Mais dans ce milieu des années 70, l’esprit est ailleurs. Il va fréquenter des hippies et se laisser vivre davantage. Sexe, drogue et vols à nouveau.

Par un coup de malchance, il va se retrouver avec un pote à Guildford, là où va être commis un terrible attentat à la bombe. Son alibi est précaire, ils ont dormi dans un parc à côté d’un clodo. Il a une grosse somme sur lui, car il a dévalisé l’appartement d’une prostituée. Comme il est catho et qu’il vient juste de débarquer d’Ulster, la police va faire le rapprochement.

La police veut absolument des aveux et elle utilisera pour cela des méthodes inqualifiables. Torture physique et morale. Le principal responsable de ces méthodes est joué par Corin Redgrave.

Comme on menace d’exécuter son père, Gerry signera n’importe quoi. Son camarade endosse également des faux aveux, car on lui met un pistolet dans la bouche. Par contre il prendra la précaution de désigner des complices totalement improbables.

Les autorités n’en restent pas là. Deux autres personnes qui résident à Londres seront inculpées elles aussi. En tout, ce sont les fameux Quatre de Guildford.

Mais sa famille de Belfast est sérieusement mise en cause aussi. Ce qui fait sept autres personnes dont des enfants et son père ! On aurait retrouvé des traces de poudre sur eux.

Les réquisitoires seront terribles. On déjouera les accusations de violence policière en en faisant des manœuvres de la défense. Ce qui augmentera l’idée d’un complot très organisé contre le peuple britannique. La justice prononcera de lourdes peines dont de la prison à vie.

 Gerry  purgera 15 ans dans les geôles avant d’avoir enfin un nouveau procès plus équitable.

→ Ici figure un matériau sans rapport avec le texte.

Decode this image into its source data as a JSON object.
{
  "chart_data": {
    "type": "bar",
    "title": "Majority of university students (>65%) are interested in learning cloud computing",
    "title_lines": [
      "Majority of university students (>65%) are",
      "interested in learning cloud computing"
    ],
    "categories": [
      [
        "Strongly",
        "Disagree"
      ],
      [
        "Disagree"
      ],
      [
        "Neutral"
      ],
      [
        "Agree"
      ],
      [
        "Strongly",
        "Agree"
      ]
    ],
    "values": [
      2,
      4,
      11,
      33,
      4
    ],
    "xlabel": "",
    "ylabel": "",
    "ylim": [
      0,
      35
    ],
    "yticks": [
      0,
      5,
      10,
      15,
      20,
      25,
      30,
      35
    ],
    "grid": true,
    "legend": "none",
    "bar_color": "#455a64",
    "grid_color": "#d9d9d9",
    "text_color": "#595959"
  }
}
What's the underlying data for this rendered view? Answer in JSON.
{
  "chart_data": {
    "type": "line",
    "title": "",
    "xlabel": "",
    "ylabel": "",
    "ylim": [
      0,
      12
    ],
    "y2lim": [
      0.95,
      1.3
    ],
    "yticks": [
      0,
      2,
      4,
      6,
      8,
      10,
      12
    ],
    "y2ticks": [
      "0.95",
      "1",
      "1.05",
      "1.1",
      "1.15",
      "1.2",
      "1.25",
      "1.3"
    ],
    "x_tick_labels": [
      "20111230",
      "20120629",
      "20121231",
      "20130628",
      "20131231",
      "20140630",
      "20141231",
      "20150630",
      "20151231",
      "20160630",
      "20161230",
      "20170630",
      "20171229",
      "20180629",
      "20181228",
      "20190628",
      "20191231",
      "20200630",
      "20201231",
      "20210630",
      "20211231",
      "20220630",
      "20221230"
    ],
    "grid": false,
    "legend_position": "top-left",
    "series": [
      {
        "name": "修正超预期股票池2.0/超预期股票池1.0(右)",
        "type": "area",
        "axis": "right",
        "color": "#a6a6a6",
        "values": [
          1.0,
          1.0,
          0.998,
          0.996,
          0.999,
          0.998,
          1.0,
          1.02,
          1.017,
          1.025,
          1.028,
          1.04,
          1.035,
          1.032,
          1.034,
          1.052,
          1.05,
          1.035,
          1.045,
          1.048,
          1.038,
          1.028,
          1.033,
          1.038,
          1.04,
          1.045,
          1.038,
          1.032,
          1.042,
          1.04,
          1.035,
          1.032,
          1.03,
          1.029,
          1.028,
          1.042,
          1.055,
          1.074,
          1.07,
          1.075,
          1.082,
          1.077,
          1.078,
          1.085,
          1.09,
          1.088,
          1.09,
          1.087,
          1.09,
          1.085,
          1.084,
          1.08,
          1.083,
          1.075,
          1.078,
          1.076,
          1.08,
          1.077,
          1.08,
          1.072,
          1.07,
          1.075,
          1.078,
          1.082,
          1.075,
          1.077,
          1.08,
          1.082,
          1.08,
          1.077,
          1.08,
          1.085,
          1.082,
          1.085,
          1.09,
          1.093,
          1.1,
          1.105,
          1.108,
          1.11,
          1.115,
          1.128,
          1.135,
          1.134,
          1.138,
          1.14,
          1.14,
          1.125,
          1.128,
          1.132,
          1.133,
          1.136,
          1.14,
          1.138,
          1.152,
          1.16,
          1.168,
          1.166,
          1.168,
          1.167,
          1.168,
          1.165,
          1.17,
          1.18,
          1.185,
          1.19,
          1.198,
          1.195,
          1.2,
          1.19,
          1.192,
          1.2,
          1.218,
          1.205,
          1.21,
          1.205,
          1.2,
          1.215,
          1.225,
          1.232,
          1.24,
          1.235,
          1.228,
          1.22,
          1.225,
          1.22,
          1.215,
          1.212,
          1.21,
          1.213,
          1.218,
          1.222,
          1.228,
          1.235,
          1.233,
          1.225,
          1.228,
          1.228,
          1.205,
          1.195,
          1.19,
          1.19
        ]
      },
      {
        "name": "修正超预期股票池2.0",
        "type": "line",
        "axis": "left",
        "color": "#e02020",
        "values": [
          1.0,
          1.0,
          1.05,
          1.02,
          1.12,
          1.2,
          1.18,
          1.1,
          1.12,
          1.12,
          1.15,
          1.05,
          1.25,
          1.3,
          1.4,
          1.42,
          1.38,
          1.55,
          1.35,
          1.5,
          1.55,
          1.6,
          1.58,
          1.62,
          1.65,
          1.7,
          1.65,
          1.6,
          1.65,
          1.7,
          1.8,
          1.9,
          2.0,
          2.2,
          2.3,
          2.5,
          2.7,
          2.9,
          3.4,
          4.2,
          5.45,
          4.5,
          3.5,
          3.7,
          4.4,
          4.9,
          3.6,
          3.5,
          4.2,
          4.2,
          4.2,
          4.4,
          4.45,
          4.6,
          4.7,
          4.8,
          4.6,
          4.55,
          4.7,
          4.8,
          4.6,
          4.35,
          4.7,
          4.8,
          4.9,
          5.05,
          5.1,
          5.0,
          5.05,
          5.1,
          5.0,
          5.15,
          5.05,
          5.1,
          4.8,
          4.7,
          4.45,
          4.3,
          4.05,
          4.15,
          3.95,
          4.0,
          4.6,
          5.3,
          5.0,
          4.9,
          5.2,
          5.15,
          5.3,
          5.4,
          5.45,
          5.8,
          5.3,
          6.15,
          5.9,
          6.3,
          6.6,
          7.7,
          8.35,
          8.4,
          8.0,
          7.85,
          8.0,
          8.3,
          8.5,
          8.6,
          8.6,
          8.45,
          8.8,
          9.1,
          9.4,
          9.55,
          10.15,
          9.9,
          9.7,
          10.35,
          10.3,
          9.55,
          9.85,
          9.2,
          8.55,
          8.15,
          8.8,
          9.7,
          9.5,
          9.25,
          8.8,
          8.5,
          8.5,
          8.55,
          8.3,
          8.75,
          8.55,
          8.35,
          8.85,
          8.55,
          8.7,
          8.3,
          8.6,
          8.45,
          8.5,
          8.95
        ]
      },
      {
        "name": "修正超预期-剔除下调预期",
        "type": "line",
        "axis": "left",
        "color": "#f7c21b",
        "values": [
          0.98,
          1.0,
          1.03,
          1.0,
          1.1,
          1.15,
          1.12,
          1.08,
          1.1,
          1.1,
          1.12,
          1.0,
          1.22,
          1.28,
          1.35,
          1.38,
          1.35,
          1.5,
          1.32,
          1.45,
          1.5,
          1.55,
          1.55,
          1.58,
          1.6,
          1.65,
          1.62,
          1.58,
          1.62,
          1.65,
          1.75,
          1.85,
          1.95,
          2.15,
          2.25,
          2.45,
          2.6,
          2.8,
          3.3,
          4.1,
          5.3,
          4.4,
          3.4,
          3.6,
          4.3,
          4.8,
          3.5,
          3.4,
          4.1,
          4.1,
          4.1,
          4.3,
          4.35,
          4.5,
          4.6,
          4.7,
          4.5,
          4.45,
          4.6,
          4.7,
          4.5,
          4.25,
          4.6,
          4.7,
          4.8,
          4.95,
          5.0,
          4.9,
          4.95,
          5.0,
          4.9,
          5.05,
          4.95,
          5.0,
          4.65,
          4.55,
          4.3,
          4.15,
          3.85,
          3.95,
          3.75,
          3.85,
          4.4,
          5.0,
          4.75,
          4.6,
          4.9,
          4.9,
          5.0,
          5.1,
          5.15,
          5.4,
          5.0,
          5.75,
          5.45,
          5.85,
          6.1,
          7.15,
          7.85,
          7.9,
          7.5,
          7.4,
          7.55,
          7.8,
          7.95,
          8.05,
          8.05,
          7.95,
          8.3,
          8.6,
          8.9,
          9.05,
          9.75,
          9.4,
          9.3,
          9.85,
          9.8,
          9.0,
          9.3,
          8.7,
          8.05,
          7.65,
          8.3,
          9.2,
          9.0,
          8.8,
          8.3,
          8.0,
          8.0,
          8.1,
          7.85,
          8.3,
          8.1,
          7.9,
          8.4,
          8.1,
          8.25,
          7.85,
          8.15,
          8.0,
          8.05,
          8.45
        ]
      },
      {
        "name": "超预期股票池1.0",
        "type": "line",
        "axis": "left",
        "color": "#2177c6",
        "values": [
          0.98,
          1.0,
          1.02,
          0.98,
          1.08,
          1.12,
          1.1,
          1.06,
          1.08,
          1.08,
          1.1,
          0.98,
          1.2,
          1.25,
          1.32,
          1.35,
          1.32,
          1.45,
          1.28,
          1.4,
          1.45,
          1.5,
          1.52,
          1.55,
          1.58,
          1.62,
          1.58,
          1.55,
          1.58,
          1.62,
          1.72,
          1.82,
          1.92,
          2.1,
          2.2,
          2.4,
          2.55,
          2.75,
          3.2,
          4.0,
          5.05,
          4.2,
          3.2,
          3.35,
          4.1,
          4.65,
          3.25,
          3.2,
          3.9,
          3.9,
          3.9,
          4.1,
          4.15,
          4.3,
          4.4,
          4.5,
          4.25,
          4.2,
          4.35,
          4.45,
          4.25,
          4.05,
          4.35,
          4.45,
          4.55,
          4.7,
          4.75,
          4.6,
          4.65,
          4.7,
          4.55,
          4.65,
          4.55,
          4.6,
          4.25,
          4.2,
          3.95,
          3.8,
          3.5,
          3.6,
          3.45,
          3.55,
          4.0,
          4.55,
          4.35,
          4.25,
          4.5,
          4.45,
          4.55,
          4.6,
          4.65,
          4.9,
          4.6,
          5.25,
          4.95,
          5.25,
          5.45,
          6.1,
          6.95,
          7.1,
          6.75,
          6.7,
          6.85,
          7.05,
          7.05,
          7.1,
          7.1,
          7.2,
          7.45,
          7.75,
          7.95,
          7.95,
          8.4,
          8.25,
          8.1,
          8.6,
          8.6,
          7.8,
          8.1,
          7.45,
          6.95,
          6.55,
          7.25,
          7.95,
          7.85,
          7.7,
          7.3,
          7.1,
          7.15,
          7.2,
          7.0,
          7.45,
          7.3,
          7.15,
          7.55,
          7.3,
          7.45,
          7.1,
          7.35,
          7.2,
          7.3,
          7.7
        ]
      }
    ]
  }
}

Ce ne sera pas facile, car on mettra plein de bâtons dans les roues de la défense (Emma Thompson). On constate qu’il y a eu dissimulation de preuves qui auraient pu innocenter nos gaillards.

Son père, cet homme strict qui persiste à croire aux valeurs classiques (Pete Postlethwaite), est mort en prison, avant la réhabilitation.

Un grand mouvement citoyen permettra de grandes démonstrations. Enfin tout ce monde bénéficiera d’un non-lieu. Mais les responsables de la police qui ont volontairement trafiqué le dossier ne seront pas inquiétés. Et le vrai coupable de l’Ira qui s’est clairement dénoncé n’aura pas un procès pour cela. On est donc dans un entre deux inconfortable. Avec une justice qui donne raison du bout des lèvres.

Il y a une histoire B involontaire. Le père rigoriste et le fils peu sérieux seront pendant des années dans la même cellule. Ce qui n’est pas sans générer des conflits. On sent de l’affection réciproque mais aussi de l’incompréhension. Le fils tend à reprocher à son père, sa rigidité et sa soumission générale. Il lui jette aussi à la figure qu’il aurait manqué d’estime à son égard alors qu’il était gosse et qu’il cherchait tant à lui plaire. C’est par contre coup qu’il en serait devenu menteur et voleur. C’est de la psychanalyse habituelle et cela vaut ce que ça vaut. Par contre cela permet à Daniel Day-Lewis d’être remarquable là aussi. Au total, au fur et à mesure que Gerry avance en âge, l’acteur donnera de multiples nuances d’interprétation. Voilà un gars qui sait choisir ses rôles et ne se disperse pas.

C’est vraiment étonnant qu’il n’ait pas eu l’Oscar pour lequel pourtant il avait été nominé.

Le réalisateur Jim Sheridan est Irlandais de Dublin ! Les ambiances sont très bien rendues. On retrouve ce climat d’insécurité nord-irlandais, mais sans pathos. Les années hippies, avec leur naïveté et leur opportunisme, sont vraiment restituées fidèlement. Les procès sont bien filmés également.